Invictus – Clint Eastwood – 2010

Invictus - Clint Eastwood - 2010 dans Clint Eastwood invictus-de-clint-eastwoodGod Defend New Zealand.

   3.5   Moins d’un an après le très beau Gran Torino Clint Eastwood s’attaque au rugby et tout particulièrement à l’influence majeure de Mandela sur la coupe du monde et l’union fédératrice qu’elle s’apprête à créer. Comme pour L’échange le cinéaste embraye une nouvelle fois vers un ton plus impersonnel qui à mon sens ne lui va pas beaucoup. Pourtant il y a de l’engagement. On y évoque bien entendu l’apartheid. Mais c’est tout, absolument rien d’autre. Tellement obnubilé par son unique sujet Clint n’a qu’un objectif formel : faire cohabiter le noir et le blanc dans tous ses plans. Quatre fédéraux gros et blancs avec quatre adjoints noirs de Mandela dans des scènes sinon inintéressantes sur-symboliques. Un petit garçon noir avec deux flics blancs. Des mains blanches qui soulèvent une coupe plus une main noire. Clint appuie le trait dès qu’il le peut c’est une horreur. Son récit tourne à une démonstration de la tolérance – il filme Mandela comme un nouveau Jésus, au moins comme le messie.

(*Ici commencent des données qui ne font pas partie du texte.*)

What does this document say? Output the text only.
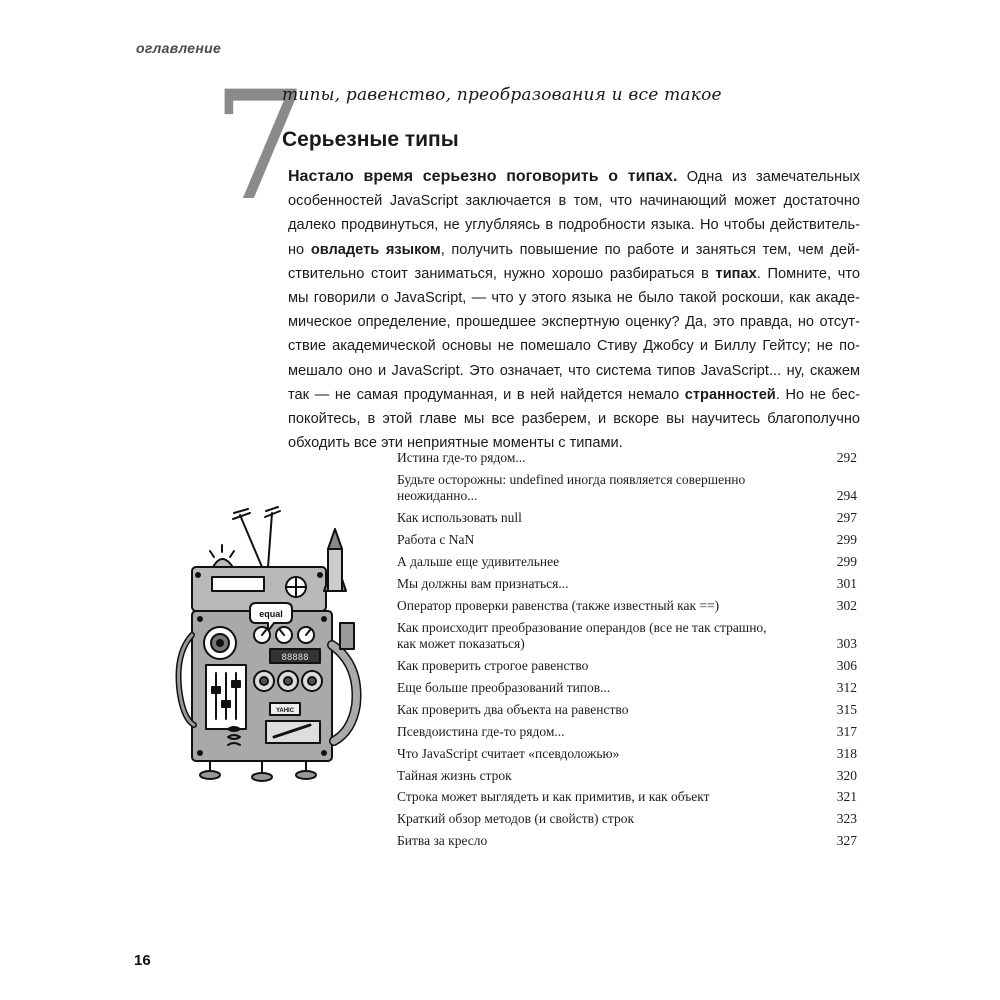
оглавление
7
типы, равенство, преобразования и все такое
Серьезные типы

Настало время серьезно поговорить о типах. Одна из замечательных особенностей JavaScript заключается в том, что начинающий может достаточно далеко продвинуться, не углубляясь в подробности языка. Но чтобы действительно овладеть языком, получить повышение по работе и заняться тем, чем действительно стоит заниматься, нужно хорошо разбираться в типах. Помните, что мы говорили о JavaScript, — что у этого языка не было такой роскоши, как академическое определение, прошедшее экспертную оценку? Да, это правда, но отсутствие академической основы не помешало Стиву Джобсу и Биллу Гейтсу; не помешало оно и JavaScript. Это означает, что система типов JavaScript... ну, скажем так — не самая продуманная, и в ней найдется немало странностей. Но не беспокойтесь, в этой главе мы все разберем, и вскоре вы научитесь благополучно обходить все эти неприятные моменты с типами.

equal
88888
YAHIC
Истина где-то рядом...	292
Будьте осторожны: undefined иногда появляется совершенно неожиданно...	294
Как использовать null	297
Работа с NaN	299
А дальше еще удивительнее	299
Мы должны вам признаться...	301
Оператор проверки равенства (также известный как ==)	302
Как происходит преобразование операндов (все не так страшно, как может показаться)	303
Как проверить строгое равенство	306
Еще больше преобразований типов...	312
Как проверить два объекта на равенство	315
Псевдоистина где-то рядом...	317
Что JavaScript считает «псевдоложью»	318
Тайная жизнь строк	320
Строка может выглядеть и как примитив, и как объект	321
Краткий обзор методов (и свойств) строк	323
Битва за кресло	327
16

     On se rend très vite compte des enjeux du film. Installer un suspense sportif qui n’en est plus un (on sait déjà que l’Afrique du sud a gagné la finale de la coupe du monde 1995 contre les Blacks) et jouer avec chaque personnage qu’il a filmé depuis le départ. C’est un film de grimaces. Nous n’y voyons que des grimaces. Si la première partie du film est hyper insignifiante, la seconde est carrément insupportable. On suit la coupe du monde, presque matchs par matchs, avec en prime une finale qui dure un moment. Eastwood filme cette finale atrocement. En terme de rythme c’est plutôt correct mais en terme de parti pris de mise en scène c’est affreux. J’ai écarquillé les yeux plus d’une fois devant ces ralentis à n’en plus finir, son obsession à vouloir tout filmer, le mixage sonore lors des mêlées etc… En fait je crois que l’indigestion que cette longue séquence procure vient du fait que Clint veut tout montrer, vraiment tout. Chaque personnage à chaque instant, chacune de leurs grimaces. Mais il n’a pas le temps, il est pressé par le chronomètre, celui du match. Donc il opte pour des plans saccades sur ce chrono justement durant chaque seconde des vingt dernières qu’il reste à jouer, avec un boom retentissant en arrière fond. Quelque part on pense au combat dans Million Dollar baby. Lorsque Clint a le temps il s’en sort admirablement, mais lorsqu’il ne l’a plus (le dernier coup de poing et l’accident qui s’ensuit) sa réalisation devient grossière. Ici c’est la même. Certains plans sur le terrain sont bien trouvés, dans cette façon de suivre l’action. On se croirait en caméra embarquée dans un vrai match de rugby. Puis Clint est pris de vitesse.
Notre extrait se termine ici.